No fado das palavras
Tenho andado a pensar por que falamos tanto do tempo e por que carga de água alguns fazem a previsão do tempo atmosférico enquanto outros fazem a provisão para o tempo das necessidades. A marosca deva estar relacionada com a alma lusitana e com o fado das memórias. Dos antepassados navegadores ficou a previsão do tempo, fundamental tanto para a navegação no alto mar, como no céu dos mares. Para além disso, a previsão do tempo determina viagens e tem um aspecto preventivo e estratégico, já a provisão para o tempo condiciona as pessoas é aborrecido e lembra um fado arrependido. Gosto mais do primeiro fado. Ele é preventivo, não seremos apanhados desprevenidos se chover, se o aeroporto fechar, se nos perguntarem pelo tempo, para recomendarmos um guarda chuva, para aconselharmos um agasalho e para despachar as inquisições do senhor que convive connosco e nos pergunta de rompante e sem vergonha numa sexta feira à noite “olha lá, onde é que estiveste até agora?”. A resposta do tempo, do trânsito e do vento que abalou estradas e caminhos está sempre bem. Qualquer cabeça de vento se lembra desta resposta para desculpa caseira. Serve igualmente, para às segundas feiras de manhã justificar ao excelentíssimo, que por um dia decidiu chegar antes de nós, que o trânsito estava um caos, e ainda por cima tivemos de atender o fornecedor de paraventos na porta da entrada, que por sinal já devia há muito ter um guarda vento.
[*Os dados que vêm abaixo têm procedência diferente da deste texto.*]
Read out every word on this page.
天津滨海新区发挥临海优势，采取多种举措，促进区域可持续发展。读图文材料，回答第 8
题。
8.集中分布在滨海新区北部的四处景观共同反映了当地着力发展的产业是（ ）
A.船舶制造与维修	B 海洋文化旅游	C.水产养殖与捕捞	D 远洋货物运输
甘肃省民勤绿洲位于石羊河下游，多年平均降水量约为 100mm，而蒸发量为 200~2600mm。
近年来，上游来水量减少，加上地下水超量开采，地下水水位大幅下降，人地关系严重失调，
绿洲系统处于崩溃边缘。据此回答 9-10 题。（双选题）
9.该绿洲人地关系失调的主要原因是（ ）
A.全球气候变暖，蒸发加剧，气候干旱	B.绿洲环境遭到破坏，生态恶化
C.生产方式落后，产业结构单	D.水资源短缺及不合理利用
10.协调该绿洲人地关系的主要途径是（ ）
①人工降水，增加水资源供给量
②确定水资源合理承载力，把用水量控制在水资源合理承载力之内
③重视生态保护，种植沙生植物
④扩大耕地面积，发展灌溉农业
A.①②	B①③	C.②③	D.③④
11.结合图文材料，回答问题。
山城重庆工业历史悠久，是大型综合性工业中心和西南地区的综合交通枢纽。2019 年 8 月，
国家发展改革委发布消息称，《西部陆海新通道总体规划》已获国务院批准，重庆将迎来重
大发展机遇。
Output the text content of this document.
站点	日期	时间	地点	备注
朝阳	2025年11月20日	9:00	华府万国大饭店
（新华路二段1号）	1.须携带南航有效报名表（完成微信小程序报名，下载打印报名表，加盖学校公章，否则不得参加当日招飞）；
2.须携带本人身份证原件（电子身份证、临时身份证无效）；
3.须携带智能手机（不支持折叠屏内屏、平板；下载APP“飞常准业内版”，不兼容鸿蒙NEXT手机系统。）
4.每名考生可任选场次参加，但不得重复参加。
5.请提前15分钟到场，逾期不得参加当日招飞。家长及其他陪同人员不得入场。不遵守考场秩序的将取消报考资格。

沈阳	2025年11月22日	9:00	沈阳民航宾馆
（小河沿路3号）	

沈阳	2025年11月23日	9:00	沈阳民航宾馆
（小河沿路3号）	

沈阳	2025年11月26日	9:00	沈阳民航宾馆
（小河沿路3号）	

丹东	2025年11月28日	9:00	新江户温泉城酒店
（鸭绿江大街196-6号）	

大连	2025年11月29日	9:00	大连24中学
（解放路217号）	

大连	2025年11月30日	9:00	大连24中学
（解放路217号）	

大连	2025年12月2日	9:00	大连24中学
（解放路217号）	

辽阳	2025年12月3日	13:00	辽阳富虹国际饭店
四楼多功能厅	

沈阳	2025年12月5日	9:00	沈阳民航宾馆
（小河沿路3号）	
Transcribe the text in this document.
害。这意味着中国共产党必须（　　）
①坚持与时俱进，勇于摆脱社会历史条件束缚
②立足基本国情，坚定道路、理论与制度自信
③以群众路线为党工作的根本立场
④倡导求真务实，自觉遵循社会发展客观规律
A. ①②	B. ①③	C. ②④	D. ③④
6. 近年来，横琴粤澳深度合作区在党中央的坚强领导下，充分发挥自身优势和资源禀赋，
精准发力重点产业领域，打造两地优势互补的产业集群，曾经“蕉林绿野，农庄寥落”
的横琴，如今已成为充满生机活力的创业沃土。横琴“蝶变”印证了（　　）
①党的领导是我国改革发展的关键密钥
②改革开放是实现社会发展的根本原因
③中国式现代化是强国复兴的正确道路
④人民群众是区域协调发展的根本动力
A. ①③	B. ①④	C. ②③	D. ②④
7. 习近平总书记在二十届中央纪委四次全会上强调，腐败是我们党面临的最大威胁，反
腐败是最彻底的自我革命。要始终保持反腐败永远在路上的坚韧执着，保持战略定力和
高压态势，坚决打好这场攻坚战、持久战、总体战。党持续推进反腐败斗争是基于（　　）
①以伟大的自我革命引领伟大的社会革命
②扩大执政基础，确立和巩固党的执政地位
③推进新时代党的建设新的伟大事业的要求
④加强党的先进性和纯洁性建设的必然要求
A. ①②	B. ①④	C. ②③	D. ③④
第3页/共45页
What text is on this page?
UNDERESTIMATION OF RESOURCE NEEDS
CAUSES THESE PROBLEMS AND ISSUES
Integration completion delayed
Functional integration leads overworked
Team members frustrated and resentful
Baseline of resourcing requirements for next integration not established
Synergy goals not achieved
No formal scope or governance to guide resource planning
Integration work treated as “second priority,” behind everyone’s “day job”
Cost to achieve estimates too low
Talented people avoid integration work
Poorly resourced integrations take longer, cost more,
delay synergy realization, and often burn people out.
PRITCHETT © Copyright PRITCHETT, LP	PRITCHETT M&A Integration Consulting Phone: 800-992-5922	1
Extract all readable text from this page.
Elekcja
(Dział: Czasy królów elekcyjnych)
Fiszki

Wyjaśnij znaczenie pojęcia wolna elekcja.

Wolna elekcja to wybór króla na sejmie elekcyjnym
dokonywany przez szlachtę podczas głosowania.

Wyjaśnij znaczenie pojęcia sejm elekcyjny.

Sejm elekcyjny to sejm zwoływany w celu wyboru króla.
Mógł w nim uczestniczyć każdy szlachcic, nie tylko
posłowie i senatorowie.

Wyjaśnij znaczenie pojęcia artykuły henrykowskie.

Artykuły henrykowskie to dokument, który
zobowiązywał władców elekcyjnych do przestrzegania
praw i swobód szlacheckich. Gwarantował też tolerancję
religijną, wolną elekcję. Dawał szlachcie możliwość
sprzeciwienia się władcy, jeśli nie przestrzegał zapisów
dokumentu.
Este é um fado estratégico que não nos deixa ficar mal quando nada mais tivermos para dizer, e só para não ficarmos mudos e especados perante outros iguais, introduzirmos a situação meteorológica e o tema dos cumolonimbos, dos nimbos e cirros, sabendo nós que é só para aborrecer a cabeça de quem nos ouve, já que não interessam para nada, quem quiser vê na net e a maior parte de nós não tem queda para estas coisas do tempo. Por outro lado, é tema que não interessa a quem tem a porta fechada e a cabeça num lugar onde o mar é mais azul e as praias têm areia de cor dourada. E como já me desviei do ponto, estacionei no tempo da canção e da Ericeira.
E quando me lembro destas coisas, vem-me ao espírito, que é como quem diz ao fado da memória, o zumbido do Vimeiro. E de quem adorava aquele sítio porque lhe fazia lembrar as praias do Norte, todas elas com uma coisa menos o que queremos ter numa praia, ou seja, pouco ou nenhum vento e águas quentes. E também não posso deixar de me lembrar da mania das correntes de ar, mas parece que isso é segundo um brasileiro meu conhecido, invenção dos portugueses.
Sendo certo que a provisão para o tempo das necessidades é mais ao género do contar moedas e a previsão de ter provisão é assunto demasiado chato com maior probabilidade de me fecharam a porta atribuindo o descuido ao vento, e sendo as correntes de ar uma invenção da nossa alma lusitana, vou perguntar ao vento se posso sair de mansinho por esta porta que me convidou a entrar no fado das palavras.